Pop Bits:  Boston's Third Stage did something their previous two albums were unable to do - score two Pop Top 10 hits ("Amanda," #1 and "We're Ready," #9). They decided to try for a third one with this next single. At Rock, the song actually became the LP's fourth track to hit the Top 10 (#7). In addition to their two previous hits, another track, "Cool the Engines," which served as the b-side to "Can'tcha Say," had hit #4 at the end of '86. At Pop, the song couldn't quite reach the intended goal. It just made the Top 20 before petering out. It was still a good result and helped to sell a few more albums. Third Stage would end up selling over four million copies. This song would be the band's last one to chart in the 80s and their final one to reach the Pop Top 40. 

ReduxReview:  This song played more like a medley with its varying sections.
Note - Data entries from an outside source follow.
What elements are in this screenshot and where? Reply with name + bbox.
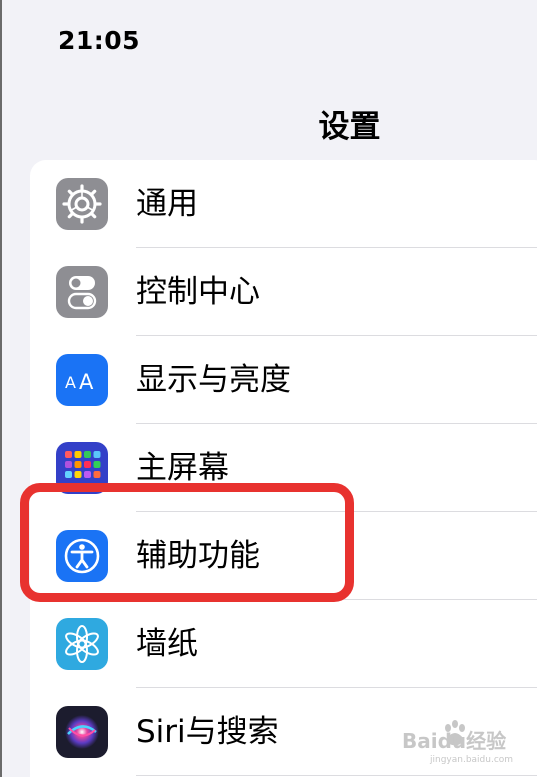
watermark-brand: Baidu经验 <box>402 729 506 753</box>
page-title: 设置 <box>0 101 537 146</box>
text-size-icon: A A <box>56 354 108 406</box>
flower-icon <box>56 618 108 670</box>
settings-row-label: 控制中心 <box>136 274 260 310</box>
settings-row-wallpaper[interactable]: 墙纸 <box>30 600 537 688</box>
highlight-box <box>20 483 354 602</box>
settings-list: 通用 控制中心 A A 显示与亮度 主屏幕 辅助功能 墙纸 Siri与搜索 <box>30 160 537 777</box>
settings-row-control-center[interactable]: 控制中心 <box>30 248 537 336</box>
settings-row-label: 墙纸 <box>136 626 198 662</box>
settings-row-label: Siri与搜索 <box>136 714 279 750</box>
settings-row-general[interactable]: 通用 <box>30 160 537 248</box>
status-bar-time: 21:05 <box>58 26 141 55</box>
svg-text:A: A <box>79 370 94 394</box>
page-title-text: 设置 <box>318 109 381 145</box>
settings-row-label: 显示与亮度 <box>136 362 291 398</box>
watermark-domain: jingyan.baidu.com <box>429 755 513 765</box>
toggle-switches-icon <box>56 266 108 318</box>
settings-row-display-brightness[interactable]: A A 显示与亮度 <box>30 336 537 424</box>
siri-icon <box>56 706 108 758</box>
svg-text:A: A <box>65 373 76 392</box>
gear-icon <box>56 178 108 230</box>
settings-row-label: 通用 <box>136 186 198 222</box>
baidu-watermark: Baidu经验 jingyan.baidu.com <box>400 716 530 766</box>
settings-row-label: 主屏幕 <box>136 450 229 486</box>
row-divider <box>136 775 537 776</box>
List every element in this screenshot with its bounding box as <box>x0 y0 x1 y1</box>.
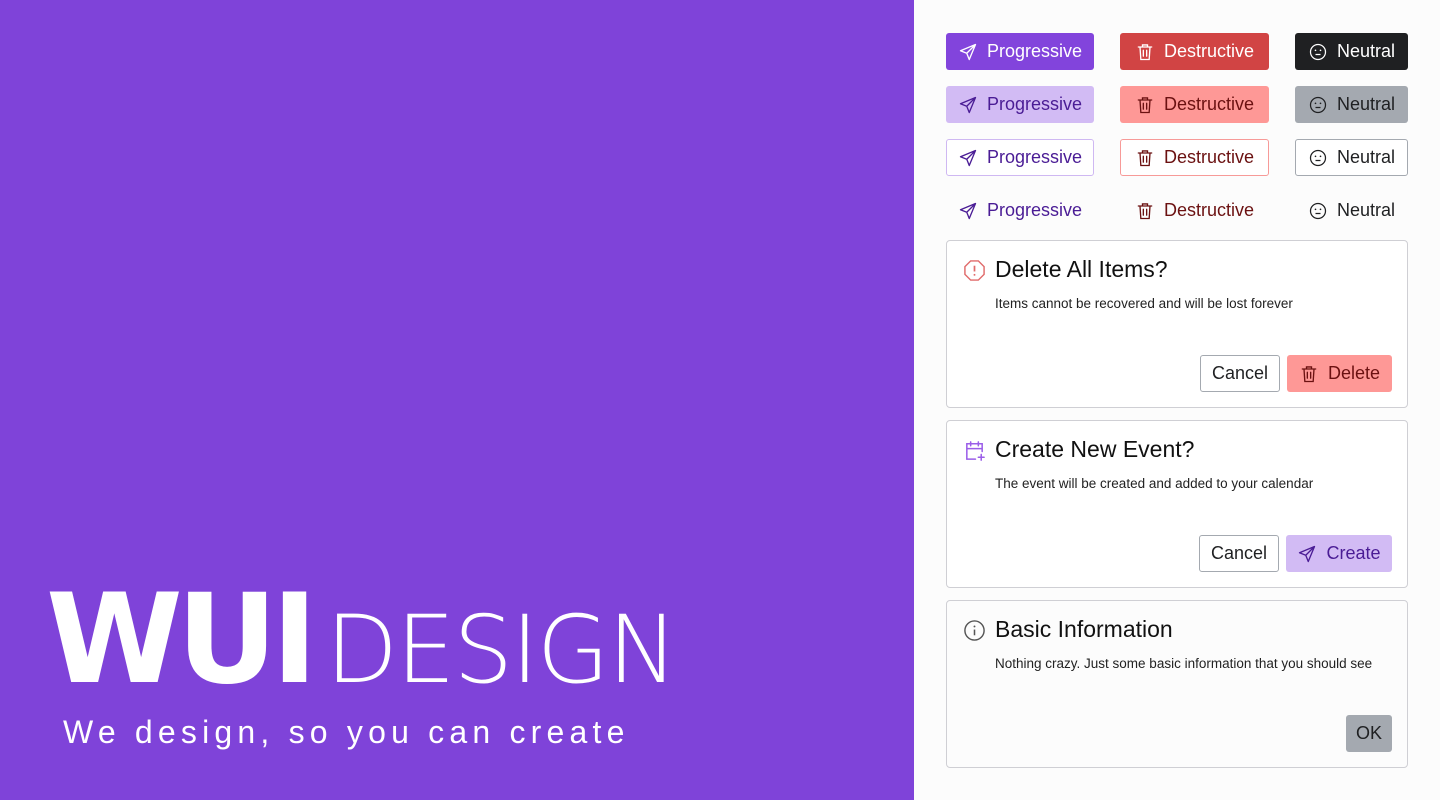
neutral-solid-button[interactable]: Neutral <box>1295 33 1408 70</box>
trash-icon <box>1135 95 1155 115</box>
trash-icon <box>1135 201 1155 221</box>
progressive-soft-button[interactable]: Progressive <box>946 86 1094 123</box>
face-neutral-icon <box>1308 201 1328 221</box>
face-neutral-icon <box>1308 42 1328 62</box>
info-icon <box>964 620 985 641</box>
delete-label: Delete <box>1327 363 1381 383</box>
cancel-label: Cancel <box>1211 363 1269 383</box>
button-label: Destructive <box>1163 41 1255 61</box>
dialog-description: The event will be created and added to y… <box>995 476 1314 491</box>
send-icon <box>958 95 978 115</box>
face-neutral-icon <box>1308 148 1328 168</box>
cancel-label: Cancel <box>1210 543 1268 563</box>
face-neutral-icon <box>1308 95 1328 115</box>
destructive-outline-button[interactable]: Destructive <box>1120 139 1269 176</box>
dialog-delete: Delete All Items? Items cannot be recove… <box>946 240 1408 408</box>
button-label: Destructive <box>1163 147 1255 167</box>
dialog-description: Items cannot be recovered and will be lo… <box>995 296 1293 311</box>
ok-button[interactable]: OK <box>1346 715 1392 752</box>
neutral-outline-button[interactable]: Neutral <box>1295 139 1408 176</box>
dialog-title: Delete All Items? <box>995 256 1168 282</box>
dialog-description: Nothing crazy. Just some basic informati… <box>995 656 1373 671</box>
hero-panel: WUI DESIGN We design, so you can create <box>0 0 914 800</box>
logo: WUI DESIGN <box>46 568 678 712</box>
button-label: Neutral <box>1336 41 1396 61</box>
button-label: Progressive <box>986 147 1083 167</box>
send-icon <box>1297 544 1317 564</box>
logo-light: DESIGN <box>325 596 678 705</box>
cancel-button[interactable]: Cancel <box>1199 535 1279 572</box>
create-button[interactable]: Create <box>1286 535 1392 572</box>
destructive-solid-button[interactable]: Destructive <box>1120 33 1269 70</box>
logo-bold: WUI <box>46 568 318 712</box>
alert-octagon-icon <box>964 260 985 281</box>
delete-button[interactable]: Delete <box>1287 355 1392 392</box>
cancel-button[interactable]: Cancel <box>1200 355 1280 392</box>
tagline: We design, so you can create <box>63 714 630 750</box>
dialog-basic-info: Basic Information Nothing crazy. Just so… <box>946 600 1408 768</box>
dialog-title: Basic Information <box>995 616 1173 642</box>
ok-label: OK <box>1355 723 1382 743</box>
neutral-soft-button[interactable]: Neutral <box>1295 86 1408 123</box>
button-label: Destructive <box>1163 94 1255 114</box>
button-label: Neutral <box>1336 200 1396 220</box>
send-icon <box>958 201 978 221</box>
destructive-text-button[interactable]: Destructive <box>1120 192 1269 229</box>
progressive-outline-button[interactable]: Progressive <box>946 139 1094 176</box>
button-label: Progressive <box>986 41 1083 61</box>
button-label: Progressive <box>986 200 1083 220</box>
progressive-solid-button[interactable]: Progressive <box>946 33 1094 70</box>
send-icon <box>958 148 978 168</box>
button-label: Neutral <box>1336 147 1396 167</box>
dialog-title: Create New Event? <box>995 436 1195 462</box>
button-label: Progressive <box>986 94 1083 114</box>
button-label: Neutral <box>1336 94 1396 114</box>
destructive-soft-button[interactable]: Destructive <box>1120 86 1269 123</box>
trash-icon <box>1135 42 1155 62</box>
button-label: Destructive <box>1163 200 1255 220</box>
progressive-text-button[interactable]: Progressive <box>946 192 1094 229</box>
calendar-plus-icon <box>966 441 985 461</box>
dialog-create-event: Create New Event? The event will be crea… <box>946 420 1408 588</box>
trash-icon <box>1299 364 1319 384</box>
create-label: Create <box>1326 543 1381 563</box>
neutral-text-button[interactable]: Neutral <box>1295 192 1408 229</box>
send-icon <box>958 42 978 62</box>
trash-icon <box>1135 148 1155 168</box>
A loud a cappella intro quickly turned into a quiet ballad that then changed to a mid-tempo rocker followed by a Led Zeppelin-ish bridge section that was nothing like the rest of the tune. It was a bit odd, especially for a pop single, but in the end it all kind of worked. As a whole, I didn't really care that much for the album, but its three singles were quite good and stood right alongside the band's best material.

ReduxRating:  7/10

Trivia:  Double Shot!  1) This song seems to switch gears a bit. It's not like a typical pop single that flows evenly. There is a reason for this. Apparently, the track was created from a couple of songs that were written between '81 and '83. The credits list Gerry Green, Tom Scholz, and Brad Delp as songwriters. Scholz was really the main guy in Boston writing, producing, and playing a good chunk of the instruments on all their material while Delp served as lead singer. Most likely, Scholz developed the initial songs and with the help of Delp and Green molded the tunes into one piece of work. However it came about, the band ended up with their fifth Pop Top 20 hit.  2) Like the previous break between their second and third albums, it would be eight years before another Boston effort would appear. Walk On would come out in 1994. Band leader Scholz was a notorious perfectionist and that played a part in the long absence. The other issue was that Scholz and singer Delp began to butt heads and that led to Delp departing the band in 1989. Scholz would find a new lead singer for the project in Fran Cosmo. While Cosmo would sing all the song on the album, Delp would later return to the band, help compose a couple of tracks and then share lead vocal duties with Cosmo on the associated tour. The album was far less successful than their previous three multi-platinum LPs, two of which hit #1. Walk On would reach #7 and just go platinum. Not a bad result, but nowhere near the 4x platinum of Third Stage. It also featured no Pop chart hits. "I Need Your Love" would only get to #51. It did better at Rock getting to #7. Over the years, the band would put out a couple more albums, but none sold very well or featured any charting tracks.